Trump approval rating hits new low

President Trump's approval rating hit a new low Monday, with just 36 percent of Americans approving of the president, Gallup found. Fifty-seven percent of people disapprove of Trump's performance in office. Prior to Monday, Trump's lowest approval rating was 37 percent, which he hit March 18 following the announcement of the Republican health-care bill to replace ObamaCare and Trump's claims that he was "wiretapped" by former President Barack Obama. The highest disapproval rating of Obama's entire presidency was 55 percent, which he hit twice in his eight years as commander-in-chief. Trump has scored 55 percent or higher disapproval ratings more than 12 times since becoming president on Jan. 20.


U.S. and allies oppose nuclear weapons ban as unrealistic

United Nations Ambassador Nikki Haley said that the U.S. was joining nearly 40 nations, including allies Britain and France, that are declining to join talks on a nuclear weapons ban treaty that started at the U.N. on Monday.

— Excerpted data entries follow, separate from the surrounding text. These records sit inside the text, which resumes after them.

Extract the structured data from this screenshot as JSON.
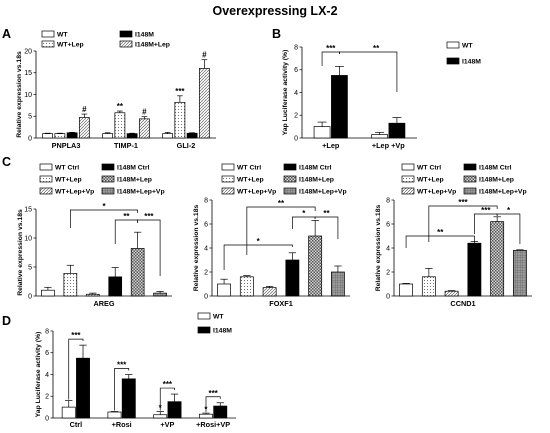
{
  "figure": {
    "title": "Overexpressing LX-2"
  },
  "chart_data": [
    {
      "panel": "A",
      "type": "bar",
      "categories": [
        "PNPLA3",
        "TIMP-1",
        "GLI-2"
      ],
      "series": [
        {
          "name": "WT",
          "values": [
            1.0,
            1.0,
            1.0
          ],
          "errors": [
            0.1,
            0.2,
            0.3
          ]
        },
        {
          "name": "WT+Lep",
          "values": [
            1.0,
            5.8,
            8.2
          ],
          "errors": [
            0.1,
            0.4,
            1.5
          ]
        },
        {
          "name": "I148M",
          "values": [
            1.2,
            1.0,
            1.1
          ],
          "errors": [
            0.1,
            0.1,
            0.1
          ]
        },
        {
          "name": "I148M+Lep",
          "values": [
            4.7,
            4.4,
            16.0
          ],
          "errors": [
            0.8,
            0.5,
            2.0
          ]
        }
      ],
      "ylabel": "Relative expression vs.18s",
      "ylim": [
        0,
        20
      ],
      "yticks": [
        "0",
        "5",
        "10",
        "15",
        "20"
      ],
      "sig_marks": [
        "#",
        "**",
        "#",
        "***",
        "#"
      ]
    },
    {
      "panel": "B",
      "type": "bar",
      "categories": [
        "+Lep",
        "+Lep +Vp"
      ],
      "series": [
        {
          "name": "WT",
          "values": [
            1.0,
            0.3
          ],
          "errors": [
            0.4,
            0.2
          ]
        },
        {
          "name": "I148M",
          "values": [
            5.5,
            1.3
          ],
          "errors": [
            0.8,
            0.5
          ]
        }
      ],
      "ylabel": "Yap Luciferase activity (%)",
      "ylim": [
        0,
        8
      ],
      "yticks": [
        "0",
        "2",
        "4",
        "6",
        "8"
      ],
      "sig_marks": [
        "***",
        "**"
      ]
    },
    {
      "panel": "C",
      "type": "bar",
      "categories": [
        "AREG"
      ],
      "series": [
        {
          "name": "WT Ctrl",
          "values": [
            1.0
          ],
          "errors": [
            0.5
          ]
        },
        {
          "name": "WT+Lep",
          "values": [
            3.9
          ],
          "errors": [
            1.4
          ]
        },
        {
          "name": "WT+Lep+Vp",
          "values": [
            0.3
          ],
          "errors": [
            0.2
          ]
        },
        {
          "name": "I148M Ctrl",
          "values": [
            3.3
          ],
          "errors": [
            1.6
          ]
        },
        {
          "name": "I148M+Lep",
          "values": [
            8.2
          ],
          "errors": [
            2.8
          ]
        },
        {
          "name": "I148M+Lep+Vp",
          "values": [
            0.5
          ],
          "errors": [
            0.3
          ]
        }
      ],
      "ylabel": "Relative expression vs.18s",
      "ylim": [
        0,
        15
      ],
      "yticks": [
        "0",
        "5",
        "10",
        "15"
      ],
      "sig_marks": [
        "*",
        "**",
        "***"
      ]
    },
    {
      "panel": "C",
      "type": "bar",
      "categories": [
        "FOXF1"
      ],
      "series": [
        {
          "name": "WT Ctrl",
          "values": [
            1.0
          ],
          "errors": [
            0.4
          ]
        },
        {
          "name": "WT+Lep",
          "values": [
            1.6
          ],
          "errors": [
            0.1
          ]
        },
        {
          "name": "WT+Lep+Vp",
          "values": [
            0.7
          ],
          "errors": [
            0.1
          ]
        },
        {
          "name": "I148M Ctrl",
          "values": [
            3.0
          ],
          "errors": [
            0.6
          ]
        },
        {
          "name": "I148M+Lep",
          "values": [
            5.0
          ],
          "errors": [
            1.3
          ]
        },
        {
          "name": "I148M+Lep+Vp",
          "values": [
            2.0
          ],
          "errors": [
            0.5
          ]
        }
      ],
      "ylabel": "Relative expression vs.18s",
      "ylim": [
        0,
        8
      ],
      "yticks": [
        "0",
        "2",
        "4",
        "6",
        "8"
      ],
      "sig_marks": [
        "*",
        "**",
        "*",
        "**"
      ]
    },
    {
      "panel": "C",
      "type": "bar",
      "categories": [
        "CCND1"
      ],
      "series": [
        {
          "name": "WT Ctrl",
          "values": [
            1.0
          ],
          "errors": [
            0.05
          ]
        },
        {
          "name": "WT+Lep",
          "values": [
            1.6
          ],
          "errors": [
            0.7
          ]
        },
        {
          "name": "WT+Lep+Vp",
          "values": [
            0.4
          ],
          "errors": [
            0.05
          ]
        },
        {
          "name": "I148M Ctrl",
          "values": [
            4.4
          ],
          "errors": [
            0.15
          ]
        },
        {
          "name": "I148M+Lep",
          "values": [
            6.2
          ],
          "errors": [
            0.4
          ]
        },
        {
          "name": "I148M+Lep+Vp",
          "values": [
            3.8
          ],
          "errors": [
            0.05
          ]
        }
      ],
      "ylabel": "Relative expression vs.18s",
      "ylim": [
        0,
        8
      ],
      "yticks": [
        "0",
        "2",
        "4",
        "6",
        "8"
      ],
      "sig_marks": [
        "**",
        "***",
        "***",
        "*"
      ]
    },
    {
      "panel": "D",
      "type": "bar",
      "categories": [
        "Ctrl",
        "+Rosi",
        "+VP",
        "+Rosi+VP"
      ],
      "series": [
        {
          "name": "WT",
          "values": [
            1.0,
            0.55,
            0.3,
            0.35
          ],
          "errors": [
            0.6,
            0.05,
            0.3,
            0.1
          ]
        },
        {
          "name": "I148M",
          "values": [
            5.5,
            3.6,
            1.5,
            1.1
          ],
          "errors": [
            1.2,
            0.4,
            0.7,
            0.3
          ]
        }
      ],
      "ylabel": "Yap Luciferase activity (%)",
      "ylim": [
        0,
        8
      ],
      "yticks": [
        "0",
        "2",
        "4",
        "6",
        "8"
      ],
      "sig_marks": [
        "***",
        "***",
        "***",
        "***",
        "*",
        "*"
      ]
    }
  ]
}
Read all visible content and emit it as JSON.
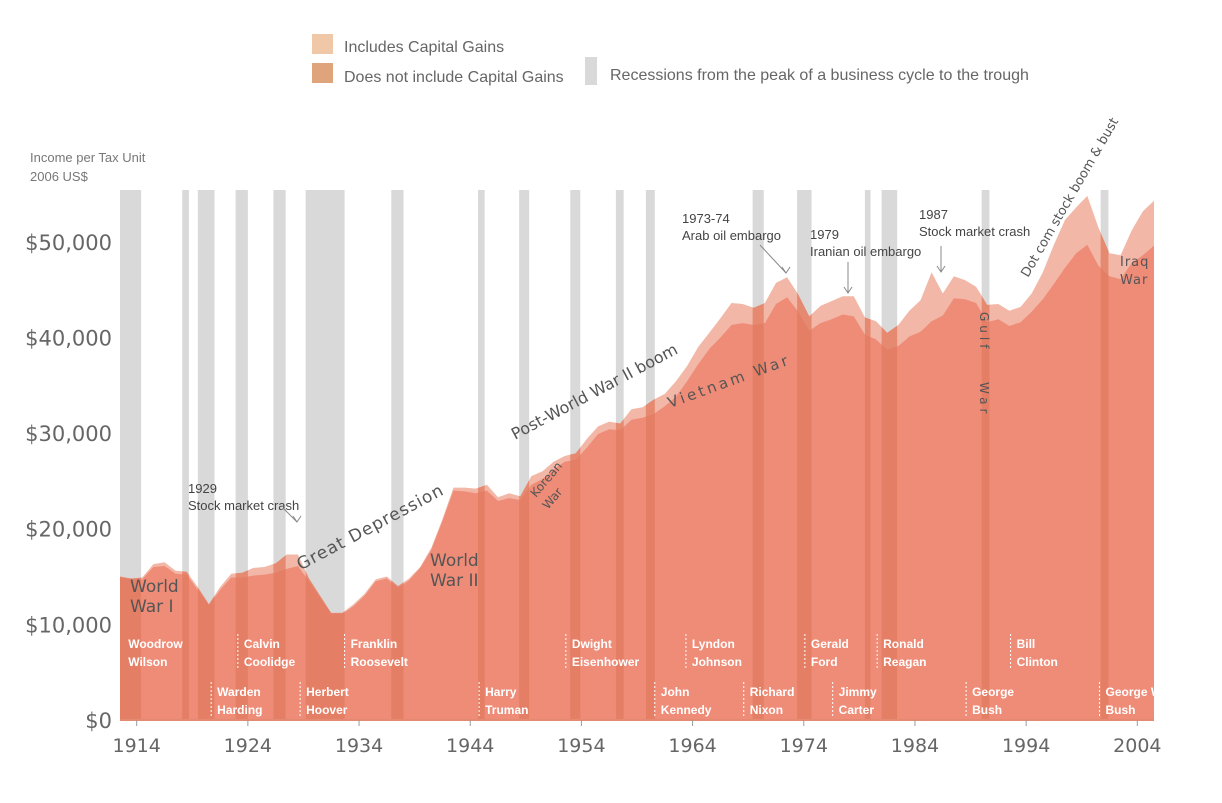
{
  "colors": {
    "with_gains": "#f2b7a6",
    "without_gains": "#ef8c78",
    "recession": "#d9d9d9",
    "presidency_band": "#e0795f",
    "legend_light": "#f0c8a8",
    "legend_dark": "#e0a47c"
  },
  "legend": {
    "includes": "Includes Capital Gains",
    "excludes": "Does not include Capital Gains",
    "recessions": "Recessions from the peak of a business cycle to the trough"
  },
  "chart_data": {
    "type": "area",
    "ylabel_lines": [
      "Income per Tax Unit",
      "2006 US$"
    ],
    "xlim": [
      1913,
      2006
    ],
    "ylim": [
      0,
      55000
    ],
    "x_ticks": [
      "1914",
      "1924",
      "1934",
      "1944",
      "1954",
      "1964",
      "1974",
      "1984",
      "1994",
      "2004"
    ],
    "y_ticks": [
      {
        "value": 0,
        "label": "$0"
      },
      {
        "value": 10000,
        "label": "$10,000"
      },
      {
        "value": 20000,
        "label": "$20,000"
      },
      {
        "value": 30000,
        "label": "$30,000"
      },
      {
        "value": 40000,
        "label": "$40,000"
      },
      {
        "value": 50000,
        "label": "$50,000"
      }
    ],
    "series": [
      {
        "name": "Includes Capital Gains",
        "points": [
          [
            1913,
            15000
          ],
          [
            1914,
            14800
          ],
          [
            1915,
            14900
          ],
          [
            1916,
            16300
          ],
          [
            1917,
            16500
          ],
          [
            1918,
            15600
          ],
          [
            1919,
            15500
          ],
          [
            1920,
            13900
          ],
          [
            1921,
            12100
          ],
          [
            1922,
            13900
          ],
          [
            1923,
            15300
          ],
          [
            1924,
            15400
          ],
          [
            1925,
            15900
          ],
          [
            1926,
            16000
          ],
          [
            1927,
            16400
          ],
          [
            1928,
            17300
          ],
          [
            1929,
            17300
          ],
          [
            1930,
            14800
          ],
          [
            1931,
            13000
          ],
          [
            1932,
            11200
          ],
          [
            1933,
            11200
          ],
          [
            1934,
            12100
          ],
          [
            1935,
            13200
          ],
          [
            1936,
            14700
          ],
          [
            1937,
            15000
          ],
          [
            1938,
            14000
          ],
          [
            1939,
            14800
          ],
          [
            1940,
            16000
          ],
          [
            1941,
            18000
          ],
          [
            1942,
            21000
          ],
          [
            1943,
            24300
          ],
          [
            1944,
            24300
          ],
          [
            1945,
            24200
          ],
          [
            1946,
            24600
          ],
          [
            1947,
            23300
          ],
          [
            1948,
            23700
          ],
          [
            1949,
            23400
          ],
          [
            1950,
            25500
          ],
          [
            1951,
            26000
          ],
          [
            1952,
            27000
          ],
          [
            1953,
            27600
          ],
          [
            1954,
            27900
          ],
          [
            1955,
            29400
          ],
          [
            1956,
            30700
          ],
          [
            1957,
            31200
          ],
          [
            1958,
            31000
          ],
          [
            1959,
            32500
          ],
          [
            1960,
            32700
          ],
          [
            1961,
            33500
          ],
          [
            1962,
            34100
          ],
          [
            1963,
            35400
          ],
          [
            1964,
            37000
          ],
          [
            1965,
            39000
          ],
          [
            1966,
            40500
          ],
          [
            1967,
            42000
          ],
          [
            1968,
            43600
          ],
          [
            1969,
            43500
          ],
          [
            1970,
            43100
          ],
          [
            1971,
            43600
          ],
          [
            1972,
            45700
          ],
          [
            1973,
            46300
          ],
          [
            1974,
            44500
          ],
          [
            1975,
            42200
          ],
          [
            1976,
            43300
          ],
          [
            1977,
            43800
          ],
          [
            1978,
            44300
          ],
          [
            1979,
            44300
          ],
          [
            1980,
            42100
          ],
          [
            1981,
            41700
          ],
          [
            1982,
            40500
          ],
          [
            1983,
            41300
          ],
          [
            1984,
            42800
          ],
          [
            1985,
            43900
          ],
          [
            1986,
            46800
          ],
          [
            1987,
            44600
          ],
          [
            1988,
            46400
          ],
          [
            1989,
            46000
          ],
          [
            1990,
            45300
          ],
          [
            1991,
            43400
          ],
          [
            1992,
            43500
          ],
          [
            1993,
            42800
          ],
          [
            1994,
            43200
          ],
          [
            1995,
            44600
          ],
          [
            1996,
            46800
          ],
          [
            1997,
            49700
          ],
          [
            1998,
            52300
          ],
          [
            1999,
            53600
          ],
          [
            2000,
            54800
          ],
          [
            2001,
            51500
          ],
          [
            2002,
            48800
          ],
          [
            2003,
            48600
          ],
          [
            2004,
            51200
          ],
          [
            2005,
            53200
          ],
          [
            2006,
            54300
          ]
        ]
      },
      {
        "name": "Does not include Capital Gains",
        "points": [
          [
            1913,
            14900
          ],
          [
            1914,
            14700
          ],
          [
            1915,
            14700
          ],
          [
            1916,
            16000
          ],
          [
            1917,
            16100
          ],
          [
            1918,
            15300
          ],
          [
            1919,
            15200
          ],
          [
            1920,
            13600
          ],
          [
            1921,
            12000
          ],
          [
            1922,
            13600
          ],
          [
            1923,
            14900
          ],
          [
            1924,
            14900
          ],
          [
            1925,
            15100
          ],
          [
            1926,
            15200
          ],
          [
            1927,
            15400
          ],
          [
            1928,
            15800
          ],
          [
            1929,
            16100
          ],
          [
            1930,
            14500
          ],
          [
            1931,
            12800
          ],
          [
            1932,
            11100
          ],
          [
            1933,
            11100
          ],
          [
            1934,
            11900
          ],
          [
            1935,
            13000
          ],
          [
            1936,
            14500
          ],
          [
            1937,
            14800
          ],
          [
            1938,
            13800
          ],
          [
            1939,
            14600
          ],
          [
            1940,
            15900
          ],
          [
            1941,
            17800
          ],
          [
            1942,
            20800
          ],
          [
            1943,
            24000
          ],
          [
            1944,
            23900
          ],
          [
            1945,
            23700
          ],
          [
            1946,
            24000
          ],
          [
            1947,
            22900
          ],
          [
            1948,
            23200
          ],
          [
            1949,
            23000
          ],
          [
            1950,
            24600
          ],
          [
            1951,
            25200
          ],
          [
            1952,
            26200
          ],
          [
            1953,
            27000
          ],
          [
            1954,
            27200
          ],
          [
            1955,
            28500
          ],
          [
            1956,
            29900
          ],
          [
            1957,
            30400
          ],
          [
            1958,
            30300
          ],
          [
            1959,
            31400
          ],
          [
            1960,
            31600
          ],
          [
            1961,
            32000
          ],
          [
            1962,
            32800
          ],
          [
            1963,
            33800
          ],
          [
            1964,
            35400
          ],
          [
            1965,
            37200
          ],
          [
            1966,
            38800
          ],
          [
            1967,
            40000
          ],
          [
            1968,
            41300
          ],
          [
            1969,
            41500
          ],
          [
            1970,
            41300
          ],
          [
            1971,
            41500
          ],
          [
            1972,
            43500
          ],
          [
            1973,
            44200
          ],
          [
            1974,
            42700
          ],
          [
            1975,
            40700
          ],
          [
            1976,
            41500
          ],
          [
            1977,
            41900
          ],
          [
            1978,
            42400
          ],
          [
            1979,
            42200
          ],
          [
            1980,
            40300
          ],
          [
            1981,
            39800
          ],
          [
            1982,
            38700
          ],
          [
            1983,
            39100
          ],
          [
            1984,
            40100
          ],
          [
            1985,
            40600
          ],
          [
            1986,
            41700
          ],
          [
            1987,
            42300
          ],
          [
            1988,
            44100
          ],
          [
            1989,
            44000
          ],
          [
            1990,
            43600
          ],
          [
            1991,
            41600
          ],
          [
            1992,
            41900
          ],
          [
            1993,
            41200
          ],
          [
            1994,
            41600
          ],
          [
            1995,
            42700
          ],
          [
            1996,
            44000
          ],
          [
            1997,
            45600
          ],
          [
            1998,
            47300
          ],
          [
            1999,
            48800
          ],
          [
            2000,
            49700
          ],
          [
            2001,
            47500
          ],
          [
            2002,
            46400
          ],
          [
            2003,
            46100
          ],
          [
            2004,
            47800
          ],
          [
            2005,
            48600
          ],
          [
            2006,
            49600
          ]
        ]
      }
    ],
    "recessions": [
      [
        1913.0,
        1914.9
      ],
      [
        1918.6,
        1919.2
      ],
      [
        1920.0,
        1921.5
      ],
      [
        1923.4,
        1924.5
      ],
      [
        1926.8,
        1927.9
      ],
      [
        1929.7,
        1933.2
      ],
      [
        1937.4,
        1938.5
      ],
      [
        1945.2,
        1945.8
      ],
      [
        1948.9,
        1949.8
      ],
      [
        1953.5,
        1954.4
      ],
      [
        1957.6,
        1958.3
      ],
      [
        1960.3,
        1961.1
      ],
      [
        1969.9,
        1970.9
      ],
      [
        1973.9,
        1975.2
      ],
      [
        1980.0,
        1980.5
      ],
      [
        1981.5,
        1982.9
      ],
      [
        1990.5,
        1991.2
      ],
      [
        2001.2,
        2001.9
      ]
    ],
    "presidencies": [
      {
        "name": [
          "Woodrow",
          "Wilson"
        ],
        "start": 1913.2,
        "end": 1921.2,
        "row": 0
      },
      {
        "name": [
          "Warden",
          "Harding"
        ],
        "start": 1921.2,
        "end": 1923.6,
        "row": 1
      },
      {
        "name": [
          "Calvin",
          "Coolidge"
        ],
        "start": 1923.6,
        "end": 1929.2,
        "row": 0
      },
      {
        "name": [
          "Herbert",
          "Hoover"
        ],
        "start": 1929.2,
        "end": 1933.2,
        "row": 1
      },
      {
        "name": [
          "Franklin",
          "Roosevelt"
        ],
        "start": 1933.2,
        "end": 1945.3,
        "row": 0
      },
      {
        "name": [
          "Harry",
          "Truman"
        ],
        "start": 1945.3,
        "end": 1953.1,
        "row": 1
      },
      {
        "name": [
          "Dwight",
          "Eisenhower"
        ],
        "start": 1953.1,
        "end": 1961.1,
        "row": 0
      },
      {
        "name": [
          "John",
          "Kennedy"
        ],
        "start": 1961.1,
        "end": 1963.9,
        "row": 1
      },
      {
        "name": [
          "Lyndon",
          "Johnson"
        ],
        "start": 1963.9,
        "end": 1969.1,
        "row": 0
      },
      {
        "name": [
          "Richard",
          "Nixon"
        ],
        "start": 1969.1,
        "end": 1974.6,
        "row": 1
      },
      {
        "name": [
          "Gerald",
          "Ford"
        ],
        "start": 1974.6,
        "end": 1977.1,
        "row": 0
      },
      {
        "name": [
          "Jimmy",
          "Carter"
        ],
        "start": 1977.1,
        "end": 1981.1,
        "row": 1
      },
      {
        "name": [
          "Ronald",
          "Reagan"
        ],
        "start": 1981.1,
        "end": 1989.1,
        "row": 0
      },
      {
        "name": [
          "George",
          "Bush"
        ],
        "start": 1989.1,
        "end": 1993.1,
        "row": 1
      },
      {
        "name": [
          "Bill",
          "Clinton"
        ],
        "start": 1993.1,
        "end": 2001.1,
        "row": 0
      },
      {
        "name": [
          "George W.",
          "Bush"
        ],
        "start": 2001.1,
        "end": 2006,
        "row": 1
      }
    ],
    "annotations": [
      {
        "lines": [
          "1929",
          "Stock market crash"
        ],
        "year": 1929,
        "value": 17300
      },
      {
        "lines": [
          "1973-74",
          "Arab oil embargo"
        ],
        "year": 1973,
        "value": 46300
      },
      {
        "lines": [
          "1979",
          "Iranian oil embargo"
        ],
        "year": 1979,
        "value": 44300
      },
      {
        "lines": [
          "1987",
          "Stock market crash"
        ],
        "year": 1987,
        "value": 44600
      }
    ],
    "eras": [
      {
        "text": "World War I",
        "lines": [
          "World",
          "War I"
        ]
      },
      {
        "text": "Great Depression"
      },
      {
        "text": "World War II",
        "lines": [
          "World",
          "War II"
        ]
      },
      {
        "text": "Post-World War II boom"
      },
      {
        "text": "Korean War",
        "lines": [
          "Korean",
          "War"
        ]
      },
      {
        "text": "Vietnam War"
      },
      {
        "text": "Gulf War",
        "lines": [
          "Gulf",
          "War"
        ]
      },
      {
        "text": "Dot com stock boom & bust"
      },
      {
        "text": "Iraq War",
        "lines": [
          "Iraq",
          "War"
        ]
      }
    ]
  }
}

Haley said the U.S. and its allies were instead committed to the 1970 Non-Proliferation Treaty aiming to prevent the spread of nuclear weapons technology, because it is naive to think rogue nations would comply with a ban aiming to eliminate nuclear weapons altogether. "There is nothing I want more for my family than a world with no nuclear weapons. But we have to be realistic. Is there anyone that believes that North Korea would agree to a ban on nuclear weapons?" Haley said.

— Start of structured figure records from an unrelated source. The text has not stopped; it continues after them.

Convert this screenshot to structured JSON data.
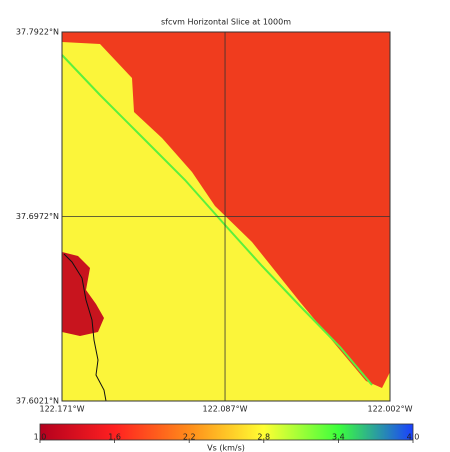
{
  "chart_data": {
    "type": "map",
    "title": "sfcvm Horizontal Slice at 1000m",
    "xlim": [
      -122.171,
      -122.002
    ],
    "ylim": [
      37.6021,
      37.7922
    ],
    "xticks": [
      {
        "value": -122.171,
        "label": "122.171°W"
      },
      {
        "value": -122.087,
        "label": "122.087°W"
      },
      {
        "value": -122.002,
        "label": "122.002°W"
      }
    ],
    "yticks": [
      {
        "value": 37.6021,
        "label": "37.6021°N"
      },
      {
        "value": 37.6972,
        "label": "37.6972°N"
      },
      {
        "value": 37.7922,
        "label": "37.7922°N"
      }
    ],
    "grid": true,
    "colorbar": {
      "label": "Vs (km/s)",
      "lim": [
        1,
        4
      ],
      "ticks": [
        {
          "value": 1,
          "label": "1.0"
        },
        1.6,
        2.2,
        2.8,
        3.4,
        {
          "value": 4,
          "label": "4.0"
        }
      ],
      "colors": [
        "#b3001e",
        "#ff2020",
        "#ff8c1a",
        "#ffff33",
        "#3cff3c",
        "#1a40ff"
      ]
    }
  }
}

Musk confirms looming launch of new company aiming to link brains to devices

Tech entrepreneur Elon Musk, founder of space-flight company SpaceX and electric-car maker Tesla, confirmed Monday that he is launching another start-up, Neuralink, aiming to help humans link their brains to devices. In a tweet, Musk said that in "about a week" an article would come out offering more details. The new company will work on the development of "neural lace," something Musk has discussed in the past. "Neural lace" has been described as an implant or an appendage attached to the brain to help it interact with devices, augmenting human intelligence. "Difficult to dedicate the time," Musk tweeted, "but existential risk is too high not to."

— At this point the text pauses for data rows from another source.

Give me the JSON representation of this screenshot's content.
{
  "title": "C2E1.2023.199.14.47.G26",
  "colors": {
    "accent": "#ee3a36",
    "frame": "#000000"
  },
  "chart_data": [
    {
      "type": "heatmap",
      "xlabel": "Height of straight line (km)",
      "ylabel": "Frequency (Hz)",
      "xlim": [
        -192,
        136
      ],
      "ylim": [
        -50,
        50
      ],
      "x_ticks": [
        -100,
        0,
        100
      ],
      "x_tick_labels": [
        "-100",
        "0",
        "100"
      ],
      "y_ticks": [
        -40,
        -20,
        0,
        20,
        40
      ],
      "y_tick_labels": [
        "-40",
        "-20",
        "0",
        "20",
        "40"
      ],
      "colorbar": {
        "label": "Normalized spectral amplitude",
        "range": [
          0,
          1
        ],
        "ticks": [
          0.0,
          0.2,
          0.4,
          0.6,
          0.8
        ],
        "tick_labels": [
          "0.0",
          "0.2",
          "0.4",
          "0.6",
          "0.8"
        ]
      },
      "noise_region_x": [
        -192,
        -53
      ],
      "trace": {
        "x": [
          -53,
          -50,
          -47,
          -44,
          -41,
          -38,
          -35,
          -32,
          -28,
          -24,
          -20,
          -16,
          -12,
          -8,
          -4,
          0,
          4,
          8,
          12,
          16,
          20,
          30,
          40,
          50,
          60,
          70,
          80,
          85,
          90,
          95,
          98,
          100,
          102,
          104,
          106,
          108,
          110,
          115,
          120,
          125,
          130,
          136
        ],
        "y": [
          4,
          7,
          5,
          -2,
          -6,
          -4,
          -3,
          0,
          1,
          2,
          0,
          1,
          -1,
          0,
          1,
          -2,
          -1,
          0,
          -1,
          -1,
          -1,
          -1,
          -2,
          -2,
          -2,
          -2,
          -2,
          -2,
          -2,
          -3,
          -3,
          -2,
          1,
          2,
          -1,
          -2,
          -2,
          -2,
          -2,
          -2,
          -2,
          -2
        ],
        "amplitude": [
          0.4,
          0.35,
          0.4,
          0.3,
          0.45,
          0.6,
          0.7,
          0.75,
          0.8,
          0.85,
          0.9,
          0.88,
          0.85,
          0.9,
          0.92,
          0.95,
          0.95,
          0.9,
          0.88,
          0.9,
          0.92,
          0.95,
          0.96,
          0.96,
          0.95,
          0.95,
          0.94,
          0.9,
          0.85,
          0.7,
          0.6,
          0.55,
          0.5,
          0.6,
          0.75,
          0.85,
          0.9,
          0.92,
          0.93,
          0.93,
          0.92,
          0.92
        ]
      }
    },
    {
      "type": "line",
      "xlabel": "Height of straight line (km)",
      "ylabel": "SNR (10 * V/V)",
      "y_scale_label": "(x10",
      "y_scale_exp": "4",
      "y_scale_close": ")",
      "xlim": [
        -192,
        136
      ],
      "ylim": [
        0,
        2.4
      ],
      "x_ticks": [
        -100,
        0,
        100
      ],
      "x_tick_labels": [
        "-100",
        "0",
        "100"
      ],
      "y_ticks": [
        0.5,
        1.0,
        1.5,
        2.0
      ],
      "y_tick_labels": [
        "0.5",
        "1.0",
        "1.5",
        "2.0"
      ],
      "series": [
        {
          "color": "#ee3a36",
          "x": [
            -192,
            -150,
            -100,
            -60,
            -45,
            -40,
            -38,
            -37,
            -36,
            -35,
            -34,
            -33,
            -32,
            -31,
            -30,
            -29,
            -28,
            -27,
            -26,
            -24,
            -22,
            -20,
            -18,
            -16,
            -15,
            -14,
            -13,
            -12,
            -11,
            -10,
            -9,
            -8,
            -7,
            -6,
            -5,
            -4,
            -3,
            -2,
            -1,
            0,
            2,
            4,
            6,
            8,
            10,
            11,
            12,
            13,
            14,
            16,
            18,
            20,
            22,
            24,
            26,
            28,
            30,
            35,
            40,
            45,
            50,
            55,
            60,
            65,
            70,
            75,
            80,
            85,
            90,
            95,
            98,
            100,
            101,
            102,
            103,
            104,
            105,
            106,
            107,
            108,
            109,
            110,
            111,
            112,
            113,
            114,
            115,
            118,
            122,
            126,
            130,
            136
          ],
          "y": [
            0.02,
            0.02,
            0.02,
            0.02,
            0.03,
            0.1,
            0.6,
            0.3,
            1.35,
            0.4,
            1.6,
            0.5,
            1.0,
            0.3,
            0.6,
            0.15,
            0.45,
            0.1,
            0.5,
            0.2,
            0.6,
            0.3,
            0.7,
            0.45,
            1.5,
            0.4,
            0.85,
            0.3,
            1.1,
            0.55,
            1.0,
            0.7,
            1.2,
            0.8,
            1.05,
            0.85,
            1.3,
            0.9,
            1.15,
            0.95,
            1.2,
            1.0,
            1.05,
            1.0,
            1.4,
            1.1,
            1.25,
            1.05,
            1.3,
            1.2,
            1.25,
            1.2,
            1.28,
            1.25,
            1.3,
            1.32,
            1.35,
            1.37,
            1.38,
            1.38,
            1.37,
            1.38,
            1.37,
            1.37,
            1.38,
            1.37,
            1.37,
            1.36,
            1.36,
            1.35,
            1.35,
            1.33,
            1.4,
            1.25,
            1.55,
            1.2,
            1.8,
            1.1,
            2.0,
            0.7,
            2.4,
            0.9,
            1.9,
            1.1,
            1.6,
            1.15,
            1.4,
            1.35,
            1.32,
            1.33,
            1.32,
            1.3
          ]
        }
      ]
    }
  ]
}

NFL team owners approve Raiders' move to Las Vegas

NFL team owners on Monday voted 31-1 to approve the Oakland Raiders' request to move to Las Vegas by the 2020 season. The team plans to play in a new 65,000-seat stadium in Las Vegas. The Raiders will stay in Oakland for the 2017 season, and possibly for the 2018 season, too. They might share Levi's Stadium with the San Francisco 49ers for the 2019 season while they wait for construction to be completed on their new home. "The Raiders were born in Oakland and Oakland will always be part of our DNA," Raiders owner Mark Davis said in a statement. The Raiders are the third NFL franchise to relocate in the last year, after the Rams and the Chargers both moved to Los Angeles.


UConn and South Carolina round out women's Final Four

UConn trounced Oregon and South Carolina defeated Florida State to advance to the Final Four of the NCAA women's basketball tournament, joining Stanford and Mississippi State in the national semifinals. UConn has now won 111 straight games and is the favorite to win it all. They'll play Mississippi State on Friday. South Carolina's win made them the 13th school to make it to the Final Four in both the women's and men's tournaments in the same year. They'll play Stanford on Friday for a shot at the title game.